When reading this poem again, I thought to myself that this was something I would see in a Norman Rockwell painting -- something so light-hearted and domestic that  I have a hard time being cynical about the poem.  The poem starts out with the "bad tidings" being snow.

And here's the aftermath of such an event:
1) Children abandoned their homework (then a light-hearted jab at hypotenuse).
2) Snowplow driver getting ready for work.
3) An couple resolves their "barking at each other" and decide to "go to bed"
4) Dog, in the snow, puts tail over snow.

Surely, there are things missing in the poem (if I look at this as a narrative) more centered around the couple who "barked at each other"; however, I fill in the blanks with connotation.  Something as innocuous as quilts diffuses my cynicism.

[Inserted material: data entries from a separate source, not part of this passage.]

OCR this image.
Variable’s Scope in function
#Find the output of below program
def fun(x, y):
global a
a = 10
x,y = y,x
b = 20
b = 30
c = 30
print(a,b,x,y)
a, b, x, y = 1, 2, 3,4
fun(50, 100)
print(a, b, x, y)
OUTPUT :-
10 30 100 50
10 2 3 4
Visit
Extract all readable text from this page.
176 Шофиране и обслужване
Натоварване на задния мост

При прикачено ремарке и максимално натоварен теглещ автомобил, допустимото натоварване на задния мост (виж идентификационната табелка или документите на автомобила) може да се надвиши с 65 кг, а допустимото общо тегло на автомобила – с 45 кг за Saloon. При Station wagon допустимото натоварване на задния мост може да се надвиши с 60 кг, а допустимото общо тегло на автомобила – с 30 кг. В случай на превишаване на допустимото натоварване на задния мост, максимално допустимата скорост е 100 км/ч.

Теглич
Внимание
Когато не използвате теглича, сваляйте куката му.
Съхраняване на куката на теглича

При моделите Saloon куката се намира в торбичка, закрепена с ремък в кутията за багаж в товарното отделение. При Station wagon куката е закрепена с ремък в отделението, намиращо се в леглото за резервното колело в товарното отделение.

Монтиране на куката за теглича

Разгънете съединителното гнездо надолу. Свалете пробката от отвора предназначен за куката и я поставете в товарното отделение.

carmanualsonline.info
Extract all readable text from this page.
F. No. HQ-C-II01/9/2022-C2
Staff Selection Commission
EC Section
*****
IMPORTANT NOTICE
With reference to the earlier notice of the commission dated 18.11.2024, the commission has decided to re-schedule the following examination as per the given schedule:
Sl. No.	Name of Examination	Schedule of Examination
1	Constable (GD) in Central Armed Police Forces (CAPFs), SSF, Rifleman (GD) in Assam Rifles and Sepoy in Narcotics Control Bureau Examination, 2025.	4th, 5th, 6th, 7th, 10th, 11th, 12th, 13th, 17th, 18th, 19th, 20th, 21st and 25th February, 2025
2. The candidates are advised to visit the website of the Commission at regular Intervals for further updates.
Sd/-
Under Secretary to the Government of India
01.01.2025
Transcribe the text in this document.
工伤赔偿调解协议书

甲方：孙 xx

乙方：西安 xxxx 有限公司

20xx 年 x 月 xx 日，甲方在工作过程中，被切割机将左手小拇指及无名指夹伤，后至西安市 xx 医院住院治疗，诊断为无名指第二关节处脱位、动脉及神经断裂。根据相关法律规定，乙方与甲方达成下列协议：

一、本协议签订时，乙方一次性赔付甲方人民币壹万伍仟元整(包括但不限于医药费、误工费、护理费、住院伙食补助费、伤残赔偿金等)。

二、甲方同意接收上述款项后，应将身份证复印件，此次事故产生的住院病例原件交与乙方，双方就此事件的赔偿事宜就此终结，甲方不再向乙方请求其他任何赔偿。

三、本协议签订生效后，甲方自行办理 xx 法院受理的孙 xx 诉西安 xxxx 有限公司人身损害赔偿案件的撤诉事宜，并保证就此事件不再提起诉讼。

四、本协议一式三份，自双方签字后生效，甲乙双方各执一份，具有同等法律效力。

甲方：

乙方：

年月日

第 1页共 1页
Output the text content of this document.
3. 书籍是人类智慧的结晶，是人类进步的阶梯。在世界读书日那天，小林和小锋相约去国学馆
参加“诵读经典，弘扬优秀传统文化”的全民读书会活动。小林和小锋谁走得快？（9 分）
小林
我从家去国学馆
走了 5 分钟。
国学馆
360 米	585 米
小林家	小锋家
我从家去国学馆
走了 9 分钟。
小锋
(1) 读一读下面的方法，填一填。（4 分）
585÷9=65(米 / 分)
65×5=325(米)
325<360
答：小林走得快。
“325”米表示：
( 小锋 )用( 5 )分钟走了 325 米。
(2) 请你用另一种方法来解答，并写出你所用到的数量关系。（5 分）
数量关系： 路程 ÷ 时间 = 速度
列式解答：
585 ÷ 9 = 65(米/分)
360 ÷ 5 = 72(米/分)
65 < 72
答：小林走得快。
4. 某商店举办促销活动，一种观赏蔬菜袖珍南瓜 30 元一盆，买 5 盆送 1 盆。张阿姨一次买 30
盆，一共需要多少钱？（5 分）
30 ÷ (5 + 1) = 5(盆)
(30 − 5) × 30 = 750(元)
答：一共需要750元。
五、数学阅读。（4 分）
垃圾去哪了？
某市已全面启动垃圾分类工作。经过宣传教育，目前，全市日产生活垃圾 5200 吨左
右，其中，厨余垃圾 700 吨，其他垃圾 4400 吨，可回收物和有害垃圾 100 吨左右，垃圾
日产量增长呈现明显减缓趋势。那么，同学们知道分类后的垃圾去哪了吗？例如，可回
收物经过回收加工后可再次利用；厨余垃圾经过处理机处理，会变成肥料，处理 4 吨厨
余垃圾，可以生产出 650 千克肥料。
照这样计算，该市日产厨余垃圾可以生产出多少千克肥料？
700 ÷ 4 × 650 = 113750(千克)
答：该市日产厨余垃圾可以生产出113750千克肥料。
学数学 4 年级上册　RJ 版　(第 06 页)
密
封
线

And this is where I think the poem keeps with the tone very well, this homely, domestic, warm tone.  The words being used in the poem don't have another layer to them.  What I mean is there are lead in words that bring in something different to the poem.

For example, "The old couple, who'd barked at each other" (emphasis mine).  If the poem changes barked to argue, fight, or something a bit more darker, then I would look at this poem down another layer -- and lok at words like "abandoned" (line 5) in another dimension.  Yet, those connotations, at least for me are not there.

What is there for me is a strong images that are upfront and cute.  The last four lines

And the aging husky they failed to hear
Scratch the back door, turned around twice
In the yard, settled herself in the snow,
And covered her nose with her tail

Past me wrote this:

-The scenes were like in a movie: so instead of looking deeply into the images -- I'll take the scenes face value

or

-There might be something hidden in the images or construction, but the poem is light-hearted enough to   not be too sweet, and no deep enough (in language and scene) to say there's a deeper meaning in snow.

    -The title adds to the light-hearted notion.

And I don't think any differently now.  However, I'm a bit saddened by the way I think.  I see this poem as artificial and unreal in a sense -- that I can't believe the scenes in the poem; yet, I want the scenes to exist outside the poem and maybe this type of thinking is really looking at the poem.